REPUBLIKA.CO.ID, JAKARTA -- Pusat Studi Hukum dan Kebijakan Indonesia (PSHK) berpendapat Perppu No. 2 Tahun 2017 (Perppu Ormas) yang mengubah UU No. 17 Tahun 2013 tentang Organisasi Kemasyarakatan (UU Ormas) seolah membawa Indonesia kembali ke masa Orde Baru. Pasalnya, Perppu tersebut menempatkan posisi negara kembali berhadap-hadapan dengan organisasi masyarakat sipil.
"Perppu Ormas telah menempatkan posisi negara kembali berhadap-hadapan dengan organisasi masyarakat sipil, sama seperti yang terjadi pada masa Orde Baru," kata peneliti PSHK Miko Susanto Ginting dalam pesan singkat yang diterima Republika.co.id, Kamis (13/7).
Miko kemudian mengulas pembubaran Ormas tanpa melalui jalur pengadilan terakhir kali terjadi saat Pemerintah Orde Baru melalui UU Nomor 8 Tahun 1985. Saat itu pemerintah membubarkan secara sepihak organisasi Pemuda Islam Indonesia (PII) dan Gerakan Pemuda Marhaen (GPM) pada 1987.
Seperti diketahui, Pemerintah telah resmi menerbitkan Perppu No. 2 Tahun 2017 (Perppu Ormas) yang mengubah UU No. 17 Tahun 2013 tentang Organisasi Kemasyarakatan (UU Ormas).
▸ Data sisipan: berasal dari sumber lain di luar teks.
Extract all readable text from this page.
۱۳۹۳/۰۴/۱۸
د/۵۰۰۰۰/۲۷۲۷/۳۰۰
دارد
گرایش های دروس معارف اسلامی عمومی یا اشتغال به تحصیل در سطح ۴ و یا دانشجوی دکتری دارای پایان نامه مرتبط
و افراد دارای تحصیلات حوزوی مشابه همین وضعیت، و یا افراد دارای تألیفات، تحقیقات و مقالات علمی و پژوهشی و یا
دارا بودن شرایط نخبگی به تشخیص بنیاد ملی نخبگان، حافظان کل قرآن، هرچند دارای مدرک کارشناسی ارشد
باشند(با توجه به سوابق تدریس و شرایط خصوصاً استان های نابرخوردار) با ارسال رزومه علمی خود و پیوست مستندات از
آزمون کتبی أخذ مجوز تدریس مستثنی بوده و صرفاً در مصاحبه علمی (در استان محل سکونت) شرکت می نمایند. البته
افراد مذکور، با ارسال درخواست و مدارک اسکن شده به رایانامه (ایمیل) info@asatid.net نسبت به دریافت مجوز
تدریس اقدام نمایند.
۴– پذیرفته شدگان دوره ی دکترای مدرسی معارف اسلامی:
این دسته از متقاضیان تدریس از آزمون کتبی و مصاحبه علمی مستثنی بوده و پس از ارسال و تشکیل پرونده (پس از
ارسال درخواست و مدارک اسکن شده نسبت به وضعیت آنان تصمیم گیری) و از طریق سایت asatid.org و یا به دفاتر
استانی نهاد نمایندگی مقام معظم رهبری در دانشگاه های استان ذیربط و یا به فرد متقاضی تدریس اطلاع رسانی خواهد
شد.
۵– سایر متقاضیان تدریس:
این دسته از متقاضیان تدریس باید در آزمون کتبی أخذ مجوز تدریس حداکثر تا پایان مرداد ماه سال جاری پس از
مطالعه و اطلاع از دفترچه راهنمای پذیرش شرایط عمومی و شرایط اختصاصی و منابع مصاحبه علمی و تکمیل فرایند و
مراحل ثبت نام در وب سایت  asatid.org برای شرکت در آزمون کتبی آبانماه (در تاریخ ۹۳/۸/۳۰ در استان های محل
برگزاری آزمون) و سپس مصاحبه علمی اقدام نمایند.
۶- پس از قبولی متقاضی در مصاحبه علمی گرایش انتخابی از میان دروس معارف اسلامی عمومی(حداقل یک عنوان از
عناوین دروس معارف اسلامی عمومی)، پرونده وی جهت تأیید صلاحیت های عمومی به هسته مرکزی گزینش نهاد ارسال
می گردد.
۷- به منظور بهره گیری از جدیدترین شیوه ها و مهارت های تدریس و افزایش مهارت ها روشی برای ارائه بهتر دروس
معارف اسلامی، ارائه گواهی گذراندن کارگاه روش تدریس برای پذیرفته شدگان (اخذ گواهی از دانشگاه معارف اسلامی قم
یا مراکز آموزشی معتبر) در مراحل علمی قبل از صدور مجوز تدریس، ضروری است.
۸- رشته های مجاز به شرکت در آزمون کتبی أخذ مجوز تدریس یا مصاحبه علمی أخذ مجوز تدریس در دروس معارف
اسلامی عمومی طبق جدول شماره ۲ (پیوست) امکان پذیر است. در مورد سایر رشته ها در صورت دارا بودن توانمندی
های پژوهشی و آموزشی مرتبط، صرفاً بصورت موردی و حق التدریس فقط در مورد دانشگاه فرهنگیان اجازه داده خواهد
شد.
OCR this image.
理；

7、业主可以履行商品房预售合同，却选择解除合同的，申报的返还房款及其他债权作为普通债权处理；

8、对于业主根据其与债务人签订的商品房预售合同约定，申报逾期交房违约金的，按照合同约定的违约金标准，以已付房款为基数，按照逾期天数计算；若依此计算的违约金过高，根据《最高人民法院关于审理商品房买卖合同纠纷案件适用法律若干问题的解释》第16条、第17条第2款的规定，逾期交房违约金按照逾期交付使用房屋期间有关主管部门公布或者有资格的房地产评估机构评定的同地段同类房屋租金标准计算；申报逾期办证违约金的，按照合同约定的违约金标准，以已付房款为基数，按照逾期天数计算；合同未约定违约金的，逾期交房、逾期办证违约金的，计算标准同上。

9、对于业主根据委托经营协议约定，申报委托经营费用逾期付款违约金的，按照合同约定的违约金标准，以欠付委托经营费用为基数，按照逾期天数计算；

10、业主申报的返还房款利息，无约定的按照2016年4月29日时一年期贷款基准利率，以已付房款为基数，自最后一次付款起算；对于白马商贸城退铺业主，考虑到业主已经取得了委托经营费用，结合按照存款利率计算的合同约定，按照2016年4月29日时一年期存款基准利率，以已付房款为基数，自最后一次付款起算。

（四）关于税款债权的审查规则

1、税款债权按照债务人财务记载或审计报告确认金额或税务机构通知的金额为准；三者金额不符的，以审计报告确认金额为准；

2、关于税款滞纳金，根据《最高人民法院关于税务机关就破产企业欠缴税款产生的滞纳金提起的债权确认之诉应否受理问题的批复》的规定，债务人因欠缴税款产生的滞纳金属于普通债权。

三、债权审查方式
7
Perppu ini diyakini sebagai tindak lanjut rencana pemerintah untuk membubarkan organisasi Hizbut Tahrir Indonesia (HTI).
HTI dibubarkan pemerintah karena dianggap memiliki asas dan kegiatan bertentangan dengan Pancasila dan UUD 1945. Pemerintah kemudian beralasan, diterbitkannya Perppu tersebut karena UU Ormas belum secara komprehensif mengatur mekanisme pemberian sanksi yang efektif sehingga terjadi kekosongan hukum.